The song was nominated for the 2007 Grammy Award for Best Pop Performance by a Duo or Group with Vocals, but lost to "My Humps" by the Black Eyed Peas. By being nominated in this category, instead of for Best Male Pop Vocal Performance, it credited the entire band for Gibbard's solo performance.

===Commercial reception===
The song achieved double-platinum certification from the Recording Industry Association of America on June 2, 2022, for over 2,000,000 sales. "I Will Follow You into the Dark" became Death Cab for Cutie's best-selling single to date, and their overall second best-selling release after the album Plans itself. The song was also certified in Canada, gold in New Zealand, and silver in the United Kingdom.

== Usage in the media ==
"I Will Follow You into the Dark" was featured on the soundtrack of the 2007 film The Invisible, a remake of the 2002 Swedish film Den Osynlige. In 2008 it was featured in the television series 90210, in the episode "That Which We Destroy". The song was featured in the sitcom Scrubs, in the season eight episode entitled "My Last Words", first broadcast in January 2009. The same year it was also the title of an episode of Grey's Anatomy in the fifth season, originally airing in March 2009. It was used in the 2011 Nikita episode "Into the Dark" (of which it was also the namesake), and was also used in the film Friends With Benefits the same year. An instrumental version of the song was featured in the 2011 film Crazy, Stupid, Love. The song was also used for the end credits of Mike Birbiglia's Netflix comedy special My Girlfriend's Boyfriend.

The 2012 film Into the Dark, originally titled I Will Follow You Into the Dark, derives its name from the song.

The book series, "ghostgirl", references the song in the books.

A parody of the song, entitled "I Will Follow You into the Abyss of Death", is featured in the 2007 film Alvin and the Chipmunks. In the movie, protagonist Dave Seville (Jason Lee) pitches the tune to record company executive Ian Hawke (David Cross), who pans it after hearing only a few seconds, and then encourages Seville to abandon his songwriting career.

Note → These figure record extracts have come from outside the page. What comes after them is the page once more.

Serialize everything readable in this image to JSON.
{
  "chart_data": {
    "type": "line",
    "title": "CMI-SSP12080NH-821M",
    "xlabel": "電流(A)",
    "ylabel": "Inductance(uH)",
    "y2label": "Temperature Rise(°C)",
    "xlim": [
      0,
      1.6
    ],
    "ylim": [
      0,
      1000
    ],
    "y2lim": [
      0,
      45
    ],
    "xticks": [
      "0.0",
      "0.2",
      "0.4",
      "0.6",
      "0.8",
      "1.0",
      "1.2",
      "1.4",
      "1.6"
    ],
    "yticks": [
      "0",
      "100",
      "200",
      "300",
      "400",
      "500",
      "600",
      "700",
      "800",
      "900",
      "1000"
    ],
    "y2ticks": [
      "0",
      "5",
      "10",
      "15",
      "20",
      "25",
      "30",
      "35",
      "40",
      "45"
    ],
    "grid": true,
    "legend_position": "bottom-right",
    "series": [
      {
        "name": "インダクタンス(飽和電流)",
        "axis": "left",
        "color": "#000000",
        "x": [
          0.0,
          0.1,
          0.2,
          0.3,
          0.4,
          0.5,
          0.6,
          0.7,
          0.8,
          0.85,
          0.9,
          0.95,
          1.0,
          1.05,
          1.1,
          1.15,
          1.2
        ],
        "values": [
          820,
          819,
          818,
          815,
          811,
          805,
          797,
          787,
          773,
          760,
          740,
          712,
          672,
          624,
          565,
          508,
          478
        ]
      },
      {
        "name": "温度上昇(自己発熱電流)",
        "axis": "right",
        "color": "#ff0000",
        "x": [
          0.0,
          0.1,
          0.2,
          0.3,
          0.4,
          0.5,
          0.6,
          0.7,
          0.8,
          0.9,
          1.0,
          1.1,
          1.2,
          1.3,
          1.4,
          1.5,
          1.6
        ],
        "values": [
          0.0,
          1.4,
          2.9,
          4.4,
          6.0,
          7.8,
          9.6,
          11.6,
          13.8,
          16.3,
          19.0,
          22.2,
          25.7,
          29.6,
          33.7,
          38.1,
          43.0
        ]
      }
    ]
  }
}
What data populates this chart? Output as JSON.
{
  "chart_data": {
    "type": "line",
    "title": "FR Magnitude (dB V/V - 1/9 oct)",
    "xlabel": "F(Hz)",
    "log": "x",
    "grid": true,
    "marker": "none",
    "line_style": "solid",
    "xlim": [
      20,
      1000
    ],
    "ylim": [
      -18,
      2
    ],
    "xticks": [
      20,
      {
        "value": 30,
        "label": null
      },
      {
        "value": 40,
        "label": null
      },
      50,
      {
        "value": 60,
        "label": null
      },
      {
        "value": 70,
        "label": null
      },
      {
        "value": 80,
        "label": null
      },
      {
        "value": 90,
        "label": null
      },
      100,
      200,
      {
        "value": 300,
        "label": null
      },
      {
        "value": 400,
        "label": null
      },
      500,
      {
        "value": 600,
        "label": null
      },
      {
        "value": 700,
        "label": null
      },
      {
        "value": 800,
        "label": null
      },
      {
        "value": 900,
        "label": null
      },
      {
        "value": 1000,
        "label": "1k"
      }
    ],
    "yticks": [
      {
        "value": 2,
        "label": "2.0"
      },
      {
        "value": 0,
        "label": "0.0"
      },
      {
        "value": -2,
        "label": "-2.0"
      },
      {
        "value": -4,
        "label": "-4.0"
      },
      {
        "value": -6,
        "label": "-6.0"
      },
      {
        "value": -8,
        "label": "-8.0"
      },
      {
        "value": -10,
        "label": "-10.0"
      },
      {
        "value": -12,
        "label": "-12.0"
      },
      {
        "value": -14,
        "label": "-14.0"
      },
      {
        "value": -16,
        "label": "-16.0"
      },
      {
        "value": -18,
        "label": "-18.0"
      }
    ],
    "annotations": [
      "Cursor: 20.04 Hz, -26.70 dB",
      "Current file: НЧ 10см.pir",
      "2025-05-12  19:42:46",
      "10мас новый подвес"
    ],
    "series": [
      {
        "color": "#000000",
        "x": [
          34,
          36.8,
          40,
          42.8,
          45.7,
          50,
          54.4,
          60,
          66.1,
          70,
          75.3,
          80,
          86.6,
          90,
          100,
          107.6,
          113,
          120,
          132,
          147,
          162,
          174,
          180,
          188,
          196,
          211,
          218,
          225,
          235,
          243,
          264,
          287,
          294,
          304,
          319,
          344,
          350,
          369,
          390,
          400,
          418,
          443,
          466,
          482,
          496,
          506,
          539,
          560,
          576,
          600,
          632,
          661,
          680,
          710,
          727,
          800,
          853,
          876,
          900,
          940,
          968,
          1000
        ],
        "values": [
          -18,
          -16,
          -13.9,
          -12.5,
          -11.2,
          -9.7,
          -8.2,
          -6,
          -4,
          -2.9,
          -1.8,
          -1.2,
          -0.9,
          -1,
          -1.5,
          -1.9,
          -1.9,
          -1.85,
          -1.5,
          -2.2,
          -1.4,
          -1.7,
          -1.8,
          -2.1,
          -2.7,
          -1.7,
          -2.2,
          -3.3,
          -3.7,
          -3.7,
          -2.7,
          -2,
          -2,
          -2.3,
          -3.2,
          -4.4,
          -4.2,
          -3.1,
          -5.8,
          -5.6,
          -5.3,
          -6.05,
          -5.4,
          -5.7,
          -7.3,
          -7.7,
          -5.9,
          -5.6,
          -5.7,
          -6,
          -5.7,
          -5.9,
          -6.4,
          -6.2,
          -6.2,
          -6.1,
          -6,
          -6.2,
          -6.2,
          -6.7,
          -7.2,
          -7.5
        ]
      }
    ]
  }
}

Episode 6 of Season 3 of After Life by Ricky Gervais features the song.

Episode 7 of Season 1 of Tell Me Lies features the song.

==Charts==

| Chart (2006) | Peak position |
|---|---|
| Canada Rock (Billboard) | 44 |
| Scottish Singles Sales (Official Charts) | 42 |
| UK Singles (Official Charts) | 66 |
| UK Rock & Metal (Official Charts) | 6 |
| US Adult Pop Airplay (Billboard) | 34 |
| US Alternative Airplay (Billboard) | 28 |

==Certifications==

| Region | Certification | Certified units/sales |
| Canada (Music Canada) | Platinum | 80,000^{‡} |
| New Zealand (RMNZ) | Gold | 15,000^{‡} |
| United Kingdom (BPI) | Silver | 200,000^{‡} |
| United States (RIAA) | 2× Platinum | 2,000,000^{‡} |
^{‡} Sales+streaming figures based on certification alone.

==Notable cover versions==
Amanda Palmer of The Dresden Dolls recorded a cover of the song during the recording sessions for Who Killed Amanda Palmer. It appears on the limited edition 'Alternate Tracks' release as well as a Brainwashed Records compilation entitled 'Peace (for mom)'. She also performed the song at a concert held in Vancouver, British Columbia, Canada on a tour in November 2011 for what would become the album An Evening With Neil Gaiman & Amanda Palmer, in tribute to the overdose death of a young woman at Occupy Vancouver two days earlier.

Amy Millan (also known as member of Stars and Broken Social Scene) released her version of the song on her second solo album, Masters of the Burial, in 2009. Pitchfork described her version as "one of the most enduring... Milan's sleepy rendition, with its half-formulated harmonies, over-mannered pedal steel, and microwaved guitar licks, makes the original sound like Sleater-Kinney in comparison."